On contemporary art

Share : , ,

Getting their hands dirty (detail)

In guise of an artistic manifesto...

For several years now in the artistic community, the adjective « contemporary » has raised debate and controversy. Does it apply to all that is “of this time” or is its meaning limited to “what makes art move forward”? Today the dominant discourse, the official discourse, only seems to apply the label “contemporary” to artworks which conform to a certain number of unwritten rules and criteria. Technocrats and cultural managers, who don’t have any artistic practice, use it in a consensual, exclusive way. Their one-sided discourse has metamorphosed itself into ideology.

We find it hard to accept this dominant and dogmatic discourse. What right do technocrats and cultural functionaries have to impose context, hierarchy and the definitions of today’s artistic production. What authority do they have to so direct art criticism? With what criteria do they exclude certain types of material used to make art works considering them outdated? To merit the label of “contemporary” given by cultural technocrats, the only thing that seems to be taken into account is what a work is made of – or rather with what it shouldn’t be made of.

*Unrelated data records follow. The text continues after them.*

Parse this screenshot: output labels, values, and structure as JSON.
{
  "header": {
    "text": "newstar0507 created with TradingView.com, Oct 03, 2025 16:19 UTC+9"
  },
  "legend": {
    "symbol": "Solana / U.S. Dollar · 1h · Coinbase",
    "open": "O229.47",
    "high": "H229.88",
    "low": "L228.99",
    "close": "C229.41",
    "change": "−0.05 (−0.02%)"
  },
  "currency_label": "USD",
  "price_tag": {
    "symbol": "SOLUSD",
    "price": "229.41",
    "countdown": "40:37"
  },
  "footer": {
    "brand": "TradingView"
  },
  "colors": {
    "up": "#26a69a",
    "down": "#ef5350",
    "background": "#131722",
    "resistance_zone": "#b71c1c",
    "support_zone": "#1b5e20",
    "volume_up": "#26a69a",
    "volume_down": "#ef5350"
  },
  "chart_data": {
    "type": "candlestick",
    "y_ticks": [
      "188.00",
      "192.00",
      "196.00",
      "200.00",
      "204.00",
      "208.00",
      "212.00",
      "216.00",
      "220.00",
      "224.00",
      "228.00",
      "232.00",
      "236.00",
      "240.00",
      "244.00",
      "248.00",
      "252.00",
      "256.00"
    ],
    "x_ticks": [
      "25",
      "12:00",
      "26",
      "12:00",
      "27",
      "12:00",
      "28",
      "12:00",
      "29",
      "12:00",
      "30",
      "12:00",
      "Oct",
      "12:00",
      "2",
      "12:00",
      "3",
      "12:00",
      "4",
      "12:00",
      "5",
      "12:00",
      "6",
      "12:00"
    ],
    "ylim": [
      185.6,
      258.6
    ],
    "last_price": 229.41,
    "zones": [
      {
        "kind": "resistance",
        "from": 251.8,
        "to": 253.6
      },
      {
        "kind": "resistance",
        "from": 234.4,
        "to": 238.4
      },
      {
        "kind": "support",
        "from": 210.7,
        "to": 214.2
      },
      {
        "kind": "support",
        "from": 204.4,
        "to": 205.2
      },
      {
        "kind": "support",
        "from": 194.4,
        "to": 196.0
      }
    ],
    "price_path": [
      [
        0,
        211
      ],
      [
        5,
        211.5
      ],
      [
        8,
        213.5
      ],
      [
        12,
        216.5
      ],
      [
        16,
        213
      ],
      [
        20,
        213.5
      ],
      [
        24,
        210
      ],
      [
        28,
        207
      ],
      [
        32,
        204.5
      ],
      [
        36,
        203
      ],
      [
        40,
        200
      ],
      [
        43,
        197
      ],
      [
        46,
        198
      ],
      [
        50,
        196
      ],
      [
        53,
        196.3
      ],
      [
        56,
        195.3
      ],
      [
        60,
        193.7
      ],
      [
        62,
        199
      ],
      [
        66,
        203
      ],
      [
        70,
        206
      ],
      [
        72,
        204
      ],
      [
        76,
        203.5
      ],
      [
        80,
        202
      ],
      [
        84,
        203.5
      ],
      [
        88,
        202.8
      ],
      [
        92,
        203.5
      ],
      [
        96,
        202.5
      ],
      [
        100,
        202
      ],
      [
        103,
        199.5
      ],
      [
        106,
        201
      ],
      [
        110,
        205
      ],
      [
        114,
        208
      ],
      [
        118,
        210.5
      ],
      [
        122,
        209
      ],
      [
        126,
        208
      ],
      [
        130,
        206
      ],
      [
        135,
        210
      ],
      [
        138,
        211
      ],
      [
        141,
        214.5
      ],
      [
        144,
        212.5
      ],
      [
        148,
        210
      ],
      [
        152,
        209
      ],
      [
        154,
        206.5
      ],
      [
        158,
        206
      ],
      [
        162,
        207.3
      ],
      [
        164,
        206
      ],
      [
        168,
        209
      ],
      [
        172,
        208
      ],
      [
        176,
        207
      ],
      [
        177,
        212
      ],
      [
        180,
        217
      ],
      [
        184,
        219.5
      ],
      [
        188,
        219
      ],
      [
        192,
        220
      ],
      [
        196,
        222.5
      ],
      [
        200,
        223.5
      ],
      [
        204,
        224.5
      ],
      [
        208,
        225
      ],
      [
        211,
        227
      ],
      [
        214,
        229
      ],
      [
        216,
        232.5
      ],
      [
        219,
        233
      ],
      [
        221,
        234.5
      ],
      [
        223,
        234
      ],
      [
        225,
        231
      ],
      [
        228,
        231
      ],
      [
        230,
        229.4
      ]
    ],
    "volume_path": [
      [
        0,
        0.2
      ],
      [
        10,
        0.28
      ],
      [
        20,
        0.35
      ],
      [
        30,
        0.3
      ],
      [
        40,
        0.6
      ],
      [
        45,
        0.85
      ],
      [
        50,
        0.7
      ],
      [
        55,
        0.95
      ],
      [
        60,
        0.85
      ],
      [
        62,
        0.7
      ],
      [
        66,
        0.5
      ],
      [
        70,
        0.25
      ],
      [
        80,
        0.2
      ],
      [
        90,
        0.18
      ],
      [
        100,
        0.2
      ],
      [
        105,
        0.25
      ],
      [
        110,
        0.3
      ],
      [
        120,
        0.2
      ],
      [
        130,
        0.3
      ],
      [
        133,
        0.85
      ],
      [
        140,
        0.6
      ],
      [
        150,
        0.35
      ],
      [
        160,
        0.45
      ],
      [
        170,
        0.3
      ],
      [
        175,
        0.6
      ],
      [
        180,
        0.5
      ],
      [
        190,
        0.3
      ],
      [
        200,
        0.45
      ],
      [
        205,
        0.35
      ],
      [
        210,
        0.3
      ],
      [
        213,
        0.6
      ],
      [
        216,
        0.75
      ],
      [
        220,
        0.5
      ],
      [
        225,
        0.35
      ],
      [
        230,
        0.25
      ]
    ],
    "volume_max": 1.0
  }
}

How often does the artist who admits producing painting on canvas or sculpture with wood have his / her work rejected by a technocratic employee of a cultural institution even before he / she can explain the project. In the realm of contemporary art, the meaning or the message of the work seems a secondary criterion when it is question of evaluating artistic worth. And of course, for the technocrats who decide, it’s completely futile to talk about the aesthetic dimension in a work of art. For them, that is the definitive sign of outdatedness.

Their “contemporary art” often transforms the art object into a fetish. As proof we only need to look at the innumerable “installations” centred around an object “infused” (by the artist) with history: a used tampon, a brick from this or that wall, a torn photo in a cardboard box, the television screen showing a never ending cycle of static electricity from the universe…The public is invited to specially NOT appraise the object for its aesthetic reality but to reflect upon what it represents. We will then be asked to fill this gapping space left open for “reflection” with discourse taking the spectator far from the realm of sensation. From then on the artwork only exists an expression of the discourse grafted onto it. However, the artists making installations often say that their work is not an art of representation; nor is it an object to be admired aesthetically. So we ask a simple question: What is it then?

One of the major problems in the art world today resides in the difficulty to apprehend the world that is being structured around us, to seize hold of the new divisions that are shaping it. However we refuse to fall into complaisance, or cynicism which makes every artistic proposition emptier than the next, its importance inversely proportional to the weight of its verbal (or verbose) justification and structured discourse. We don’t want to be simultaneously victims and accomplices of a process whose intention is to eliminate all artworks that don’t conform to this sort of grafted empty discourse.

We would like to raise the level of debate around contemporary art to a level where it would be possible, without being accused of blasphemy, to disagree with an artistic proposition which, for example, proclaims as exultant stripes placed 8,7 cms from each other as in Daniel Buren’s work.

In the late sixties, Marshall Macluhan stated that “the medium is the message”. We would like to think that the message in the artwork could be found elsewhere than in the materials used to make it, but also that the message be legible in the work itself, not a crutch pinned on a wall next to it. We have something to make and to say independently of the medium used to make the work.

In the fight against the escalation in vacuity in art and in society in general, we have a duty to structure meaning.

Collectors who buy works of art by an artist working outside the dominant discourse often have an emotional even passionate relationship with the artwork: they can speak of falling in love with the artwork. We don’t dismiss the emotional aspect behind art. Art can also be beautiful.

Tired of the hermetic schools, tendencies and cenacles in art, refusing broad reaching judgements and a priori classifications, we believe in an art which is open to all forms of expression and supports, provided that it bears the seed of real desire to communicate and to generate thought and reaction.

We hope that our work fits into a long-term perspective of artistic expression outside of ephemeral tendencies. The only urgency for us determining our approach is the desire to communicate with a real public, capable of thinking and feeling.